Brøndby 1 Dinamo Tirane 0 (31/07/02)
On my last night of three in Copenhagen I had the chance to see a Champions League 2nd qualifying round match at Brøndby, on the outskirts of the city.
My short time in Copenhagen hadn’t been an outstanding success. I think I had a very poor tourist map which didn’t so might highlight the sites of the city, as treat finding them as some kind of challenge. As such, I am probably the only tourist who has even been to Copenhagen and not seen the Little Mermaid, as I had no idea where it was.
Another mistake I made, while spending a little time one afternoon seeing some other Copenhagen stadiums, was going into the suburbs to see Lyngby’s stadium. The road to the ground lead to the back of a stand with no way through. Either left of right would take me to an entrance, and naturally I chose the wrong direction, sending me on a huge detour. And when I got there the place was rather underwhelming. It was just a small althletics stadium, not dissimilar to Brighton’s Withdean, and it just made me think of the hour of my life I’d never get back.
At least I knew Brøndby’s stadium was a decent place. They’d been a pretty obscure club in Denmark’s semi-pro era, but once turning pro in the 80s they’d grown to be Denmark’s most successful, as well as one of the best supported clubs. The ground had expanded to match their professional and successful credentials too, and now held 30,000. Only 23000 of those places would be in use on this night though, due to UEFA’s ruling against terraces. Not that the reduced capacity would present too much of a problem. The night’s opposition, Dinamo Tirane of Albania, did not exactly bring thousands of supporters with them, nor were they likely to attract fair-weather fans, regardless of how fair the weather actually was that evening.
The terraces may have been shut, but the terrace fans seemed to have just moved up a tier to occupy the seats behind, singing away and creating a great atmosphere. I could have joined in. The Brøndby programme helpfully had a small songsheet of two songs, but unfortunately I wasn’t quite able to place the tune for “Hvor er min kone” that the melody was highlighted to be. Despite that, I still appreciated the singing and the atmosphere. Less appreciative was a small boy sat behind two very tall blonde Danish guys, who couldn’t see anything as a result. It had the poor mite in tears, which caused the Danish guys to show a full range of sympathy by shrugging their shoulders at each other and carrying on as before.
In contrast the Dinamo Tirane “tifosi” put on a display of their own, which was about as dramatic as one small Albanian flag draped over a solitary crush barrier would ever be.
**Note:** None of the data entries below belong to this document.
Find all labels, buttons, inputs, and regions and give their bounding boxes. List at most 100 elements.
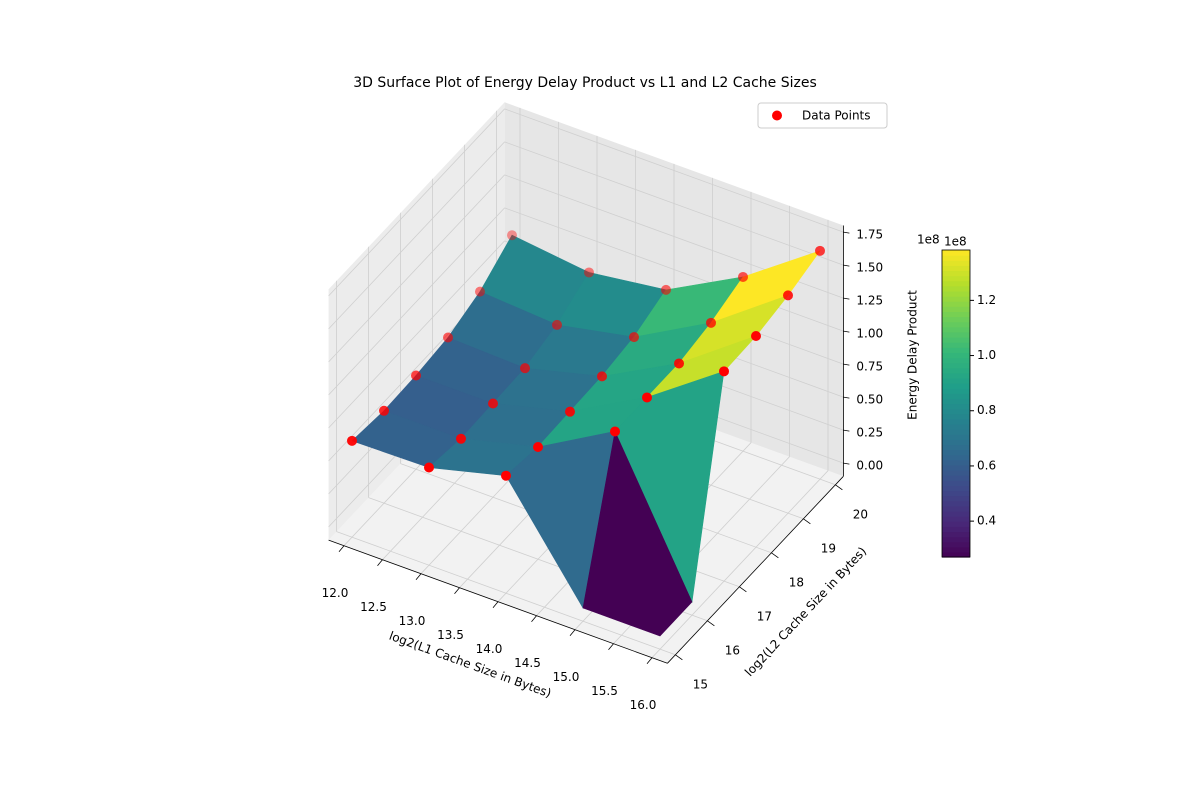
colorbar-segment [942, 546, 970, 553]
colorbar-segment [942, 434, 970, 440]
colorbar-segment [942, 255, 970, 261]
colorbar-tick-label: 1.0 [977, 348, 996, 362]
x-tick-label: 14.0 [476, 642, 503, 656]
x-tick [377, 559, 383, 566]
colorbar-segment [942, 347, 970, 353]
colorbar-segment [942, 352, 970, 359]
data-point [751, 331, 761, 341]
colorbar-segment [942, 275, 970, 282]
colorbar-segment [942, 393, 970, 399]
colorbar-segment [942, 398, 970, 405]
colorbar-segment [942, 357, 970, 364]
legend-box [757, 102, 888, 129]
colorbar-segment [942, 270, 970, 277]
data-point [815, 245, 825, 256]
x-tick-label: 14.5 [514, 656, 541, 670]
data-point [706, 317, 716, 328]
colorbar-segment [942, 377, 970, 384]
z-tick-label: 0.50 [856, 393, 883, 407]
legend-label: Data Points [802, 109, 871, 123]
z-grid-line [328, 108, 505, 297]
y-tick [675, 654, 683, 661]
colorbar-segment [942, 495, 970, 502]
data-point [661, 284, 671, 295]
x-tick-label: 13.5 [437, 628, 464, 642]
data-point [738, 271, 748, 282]
legend-marker [772, 110, 782, 121]
z-tick [843, 264, 850, 267]
colorbar-segment [942, 475, 970, 481]
x-tick [569, 629, 576, 636]
data-point [501, 470, 511, 481]
colorbar-segment [942, 362, 970, 369]
colorbar-segment [942, 510, 970, 517]
y-grid-line [336, 531, 676, 656]
z-tick-label: 1.75 [856, 228, 883, 242]
x-tick [492, 601, 499, 608]
colorbar-segment [942, 321, 970, 328]
colorbar-segment [942, 342, 970, 348]
z-axis-label: Energy Delay Product [906, 290, 920, 420]
colorbar-segment [942, 480, 970, 486]
colorbar-segment [942, 449, 970, 456]
colorbar-segment [942, 250, 970, 256]
colorbar-segment [942, 367, 970, 374]
colorbar-segment [942, 439, 970, 446]
colorbar-segment [942, 531, 970, 538]
colorbar-segment [942, 372, 970, 379]
colorbar-segment [942, 260, 970, 266]
colorbar-segment [942, 470, 970, 476]
z-tick-label: 0.75 [856, 360, 883, 374]
colorbar-segment [942, 290, 970, 297]
x-tick-label: 12.0 [322, 586, 349, 600]
data-point [411, 370, 421, 381]
z-tick-label: 1.50 [856, 261, 883, 275]
colorbar-segment [942, 490, 970, 497]
data-point [610, 426, 620, 437]
z-tick [843, 330, 850, 333]
z-tick-label: 0.00 [856, 459, 883, 473]
colorbar-segment [942, 444, 970, 451]
colorbar-segment [942, 306, 970, 312]
colorbar-segment [942, 521, 970, 527]
surface-face [582, 430, 693, 637]
colorbar-segment [942, 316, 970, 323]
axis-line [328, 539, 668, 664]
colorbar-segment [942, 383, 970, 389]
x-tick-label: 15.5 [591, 684, 618, 698]
x-tick-label: 16.0 [630, 698, 657, 712]
z-grid-line [504, 141, 844, 266]
z-offset: 1e8 [917, 233, 940, 247]
z-grid-line [504, 207, 844, 332]
y-tick-label: 19 [821, 541, 836, 555]
y-tick [771, 552, 779, 559]
data-point [552, 319, 562, 330]
colorbar-segment [942, 500, 970, 507]
colorbar-tick-label: 0.6 [977, 458, 996, 472]
z-grid-line [504, 108, 844, 233]
data-point [379, 405, 389, 416]
z-tick [843, 231, 850, 234]
colorbar-segment [942, 541, 970, 548]
z-grid-line [328, 240, 505, 429]
colorbar-segment [942, 285, 970, 292]
colorbar-segment [942, 408, 970, 415]
colorbar-frame [941, 249, 971, 558]
data-point [719, 366, 729, 377]
colorbar-segment [942, 326, 970, 333]
x-tick [646, 657, 653, 664]
z-grid-line [328, 207, 505, 396]
data-point [533, 442, 543, 452]
colorbar-segment [942, 536, 970, 543]
colorbar-segment [942, 301, 970, 307]
z-tick [843, 396, 850, 399]
x-tick [415, 573, 422, 580]
colorbar-segment [942, 336, 970, 343]
data-point [488, 398, 498, 409]
y-tick-label: 18 [789, 575, 804, 589]
y-tick-label: 15 [693, 677, 708, 691]
colorbar-segment [942, 423, 970, 430]
colorbar-segment [942, 413, 970, 420]
colorbar-segment [942, 505, 970, 512]
colorbar-segment [942, 388, 970, 394]
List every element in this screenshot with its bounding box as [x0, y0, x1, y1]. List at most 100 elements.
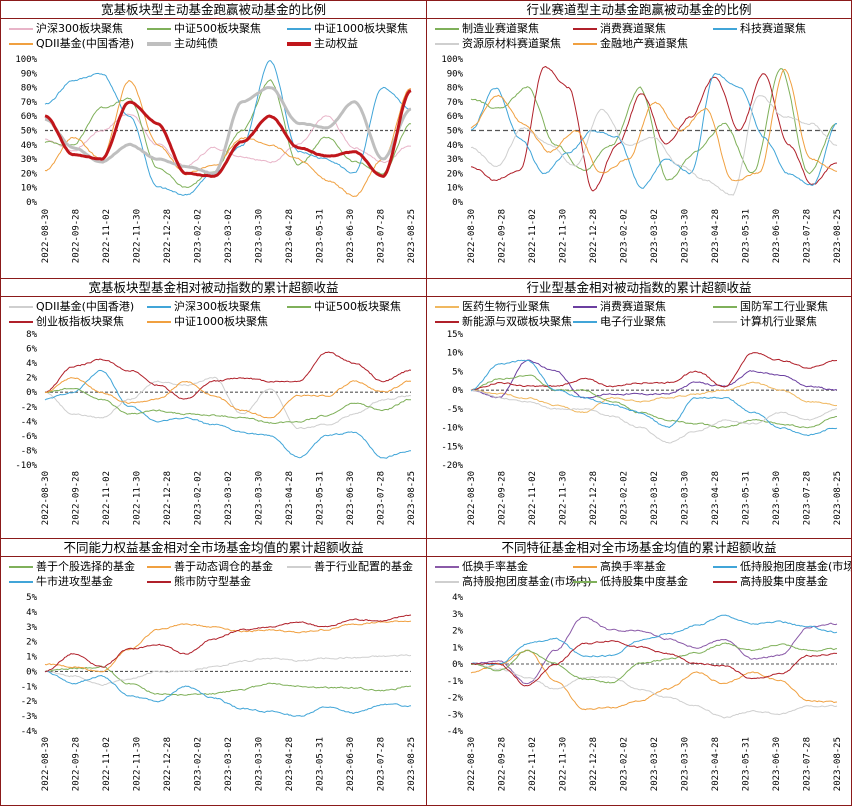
x-tick-label: 2023-03-02 [224, 209, 234, 263]
series-line [44, 387, 411, 424]
legend-label: 消费赛道聚焦 [600, 22, 666, 35]
y-tick-label: 0% [26, 667, 37, 677]
series-line [44, 89, 412, 178]
legend-swatch [9, 321, 33, 323]
x-tick-label: 2022-11-30 [559, 471, 569, 525]
legend-label: 计算机行业聚焦 [740, 315, 817, 328]
x-tick-label: 2022-11-02 [528, 737, 538, 791]
x-tick-label: 2022-11-30 [559, 209, 569, 263]
legend-swatch [435, 28, 459, 30]
legend-item: 中证1000板块聚焦 [147, 315, 268, 329]
x-tick-label: 2022-12-28 [163, 737, 173, 791]
y-tick-label: -1% [21, 682, 38, 692]
legend-item: 新能源与双碳板块聚焦 [435, 315, 572, 329]
y-tick-label: 10% [21, 184, 38, 194]
series-line [45, 670, 412, 717]
legend-label: 中证1000板块聚焦 [314, 22, 408, 35]
chart-legend: 医药生物行业聚焦 消费赛道聚焦 国防军工行业聚焦 新能源与双碳板块聚焦 电子行业聚焦 计算… [435, 300, 847, 334]
x-tick-label: 2023-04-28 [711, 209, 721, 263]
x-tick-label: 2023-04-28 [711, 471, 721, 525]
x-tick-label: 2023-08-25 [833, 471, 843, 525]
x-tick-label: 2022-11-02 [528, 209, 538, 263]
legend-label: QDII基金(中国香港) [36, 37, 135, 50]
legend-label: 创业板指板块聚焦 [36, 315, 124, 328]
y-tick-label: 80% [447, 84, 464, 94]
plot-area: 0% 10% 20% 30% 40% 50% 60% 70% 80% 90% 100% 2022-08… [441, 55, 843, 263]
legend-swatch [713, 566, 737, 568]
legend-label: 新能源与双碳板块聚焦 [462, 315, 572, 328]
x-tick-label: 2023-02-02 [194, 209, 204, 263]
legend-swatch [435, 43, 459, 45]
legend-item: 消费赛道聚焦 [573, 22, 666, 36]
y-tick-label: -8% [21, 446, 38, 456]
y-tick-label: 50% [21, 127, 38, 137]
x-tick-label: 2022-09-28 [72, 471, 82, 525]
legend-swatch [435, 321, 459, 323]
y-tick-label: 30% [21, 155, 38, 165]
legend-item: 善于行业配置的基金 [287, 560, 413, 574]
y-tick-label: 0% [26, 388, 37, 398]
x-tick-label: 2023-06-30 [346, 737, 356, 791]
y-tick-label: 40% [21, 141, 38, 151]
y-tick-label: -15% [441, 442, 463, 452]
chart-title: 宽基板块型主动基金跑赢被动基金的比例 [1, 1, 426, 19]
x-tick-label: 2022-09-28 [72, 737, 82, 791]
legend-item: 计算机行业聚焦 [713, 315, 817, 329]
x-tick-label: 2023-06-30 [772, 471, 782, 525]
x-tick-label: 2023-02-02 [194, 471, 204, 525]
y-tick-label: 1% [452, 643, 463, 653]
legend-item: 高持股抱团度基金(市场内) [435, 575, 592, 589]
series-line [470, 381, 838, 413]
y-tick-label: -10% [441, 424, 463, 434]
series-line [44, 665, 412, 696]
legend-swatch [9, 28, 33, 30]
legend-item: 高持股集中度基金 [713, 575, 828, 589]
legend-label: 科技赛道聚焦 [740, 22, 806, 35]
legend-swatch [435, 306, 459, 308]
chart-panel-industry-track-win-ratio: 行业赛道型主动基金跑赢被动基金的比例 制造业赛道聚焦 消费赛道聚焦 科技赛道聚焦 资源… [426, 0, 852, 279]
legend-swatch [713, 321, 737, 323]
y-tick-label: 100% [15, 55, 37, 65]
legend-item: 高换手率基金 [573, 560, 666, 574]
legend-swatch [147, 566, 171, 568]
x-tick-label: 2023-03-30 [255, 471, 265, 525]
x-tick-label: 2022-12-28 [163, 209, 173, 263]
legend-item: 创业板指板块聚焦 [9, 315, 124, 329]
legend-label: 沪深300板块聚焦 [174, 300, 261, 313]
x-tick-label: 2022-12-28 [589, 471, 599, 525]
x-tick-label: 2023-05-31 [316, 471, 326, 525]
series-line [470, 614, 838, 666]
y-tick-label: 0% [26, 198, 37, 208]
plot-area: -10% -8% -6% -4% -2% 0% 2% 4% 6% 8% 2022-08-30 2022… [15, 330, 417, 525]
legend-item: 科技赛道聚焦 [713, 22, 806, 36]
legend-swatch [573, 43, 597, 45]
legend-label: 消费赛道聚焦 [600, 300, 666, 313]
chart-title: 不同特征基金相对全市场基金均值的累计超额收益 [427, 539, 851, 557]
legend-item: 沪深300板块聚焦 [9, 22, 123, 36]
legend-label: 善于个股选择的基金 [36, 560, 135, 573]
legend-swatch [287, 42, 311, 46]
x-tick-label: 2023-07-28 [377, 209, 387, 263]
series-line [470, 663, 838, 719]
x-tick-label: 2023-03-30 [255, 209, 265, 263]
legend-label: 中证500板块聚焦 [314, 300, 401, 313]
legend-label: 制造业赛道聚焦 [462, 22, 539, 35]
legend-item: QDII基金(中国香港) [9, 300, 134, 314]
chart-legend: 沪深300板块聚焦 中证500板块聚焦 中证1000板块聚焦 QDII基金(中国香港)… [9, 22, 422, 56]
x-tick-label: 2023-03-02 [650, 471, 660, 525]
x-tick-label: 2023-03-02 [224, 471, 234, 525]
y-tick-label: 100% [441, 55, 463, 65]
chart-legend: 制造业赛道聚焦 消费赛道聚焦 科技赛道聚焦 资源原材料赛道聚焦 金融地产赛道聚焦 [435, 22, 847, 56]
legend-swatch [287, 306, 311, 308]
x-tick-label: 2023-08-25 [833, 209, 843, 263]
x-tick-label: 2022-11-02 [102, 209, 112, 263]
legend-label: 牛市进攻型基金 [36, 575, 113, 588]
legend-label: 低换手率基金 [462, 560, 528, 573]
series-line [470, 616, 838, 685]
y-tick-label: 10% [447, 184, 464, 194]
y-tick-label: -4% [447, 727, 464, 737]
x-tick-label: 2023-03-30 [255, 737, 265, 791]
x-tick-label: 2022-11-02 [102, 471, 112, 525]
y-tick-label: 1% [26, 653, 37, 663]
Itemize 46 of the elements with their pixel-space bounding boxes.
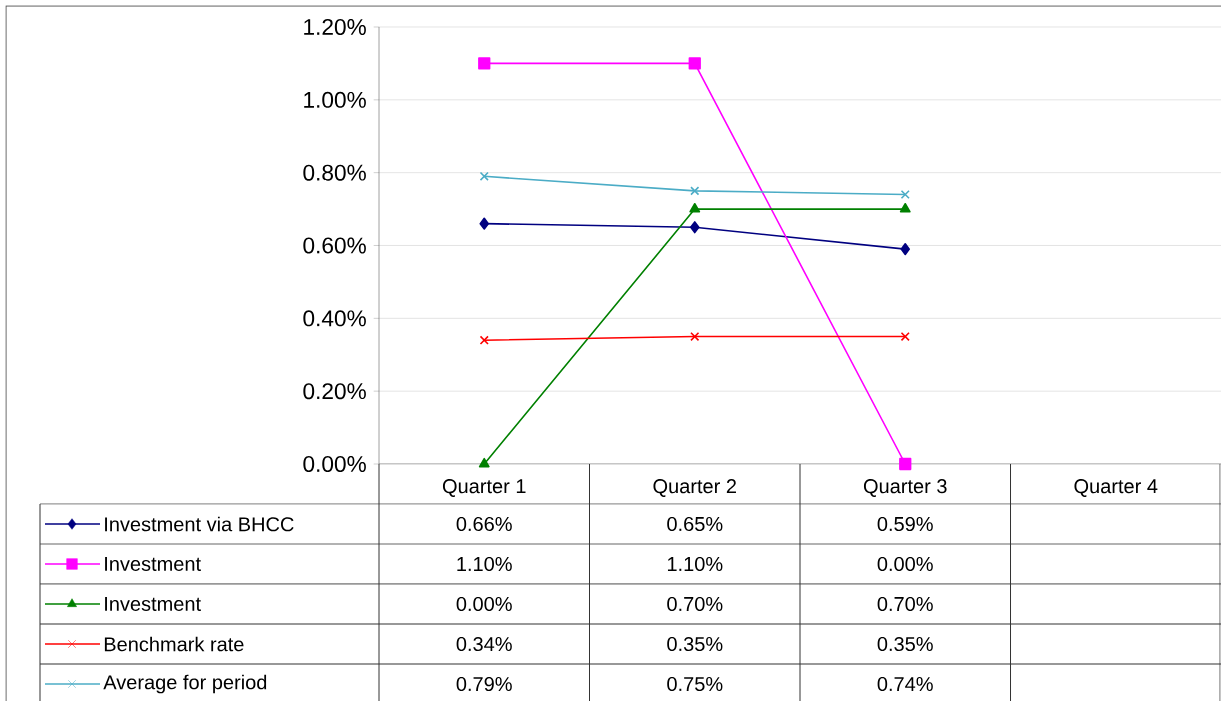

For the most part, the small boy was the lucky one. This wasn’t a game that the Brøndby fans would be seeking a DVD of. How you’d describe the game, or Dinamo’s tactics to be precise, would really depend on your feelings to the respective teams. To Albanians, I’d imagine, Dinamo were plucky underdogs, battling against the odds, fighting a valiant rearguard action with determination and no little pluck. To anyone else they were negative cynical timewasters, exploiting every trick in the book to prevent any football from happening, to gain a 0-0 draw. Like an Ian Dowie/Pauline Quirke lovechild, it was not a pretty sight.
With the game about to go into injury time, it looked at if the game was drawing out to its inevitiable eventless conclusion. Then, at last, something happened. It just wasn’t on the pitch. Well, not at first anyway.
With Brøndby pounding the near goal with nothing resembling success, eyes suddenly switched to the other end. One of the automatic sprinkers behind the Brøndby keeper’s goal decided it’d had enough, and thought this would be the perfect time to water the pitch. At first the play carried on, with the bemused Brøndby keeper looking on as a 25 yard jet of water arced over his head. It wasn’t until the ball made a rare foray towards this unscheduled aerial irrigation that the ref halted the game.
This was where the fun started. You would imagine these things would be easy to control, but nobody appeared to know how to stop it. Many tried in vain to find some sort of off button. Others tried kicking it. Most just stood around without any idea of what to do. Then, upsteps one steward to take some positive action, and promptly decided that he can stop a high-pressure jet of water by standing on it. I’m not sure quite how fast he regretted the decision, but within a second his water-filled trousers expanded to size that would make clowns jealous. I have a feeling his diary entry for the evening would include a note to remember not to try that again.
Eventually, after about 7 or 8 minutes, the game did restart. Perhaps the water hose was some kind of act of god, a divine intervention, as in the minutes added on for the stoppage, Brøndby managed to score. A goal powered in from close range sealed a thoroughly deserved win for the hosts, and a thoroughly deserved defeat for the visitors. I just hope that little boy was able to see it.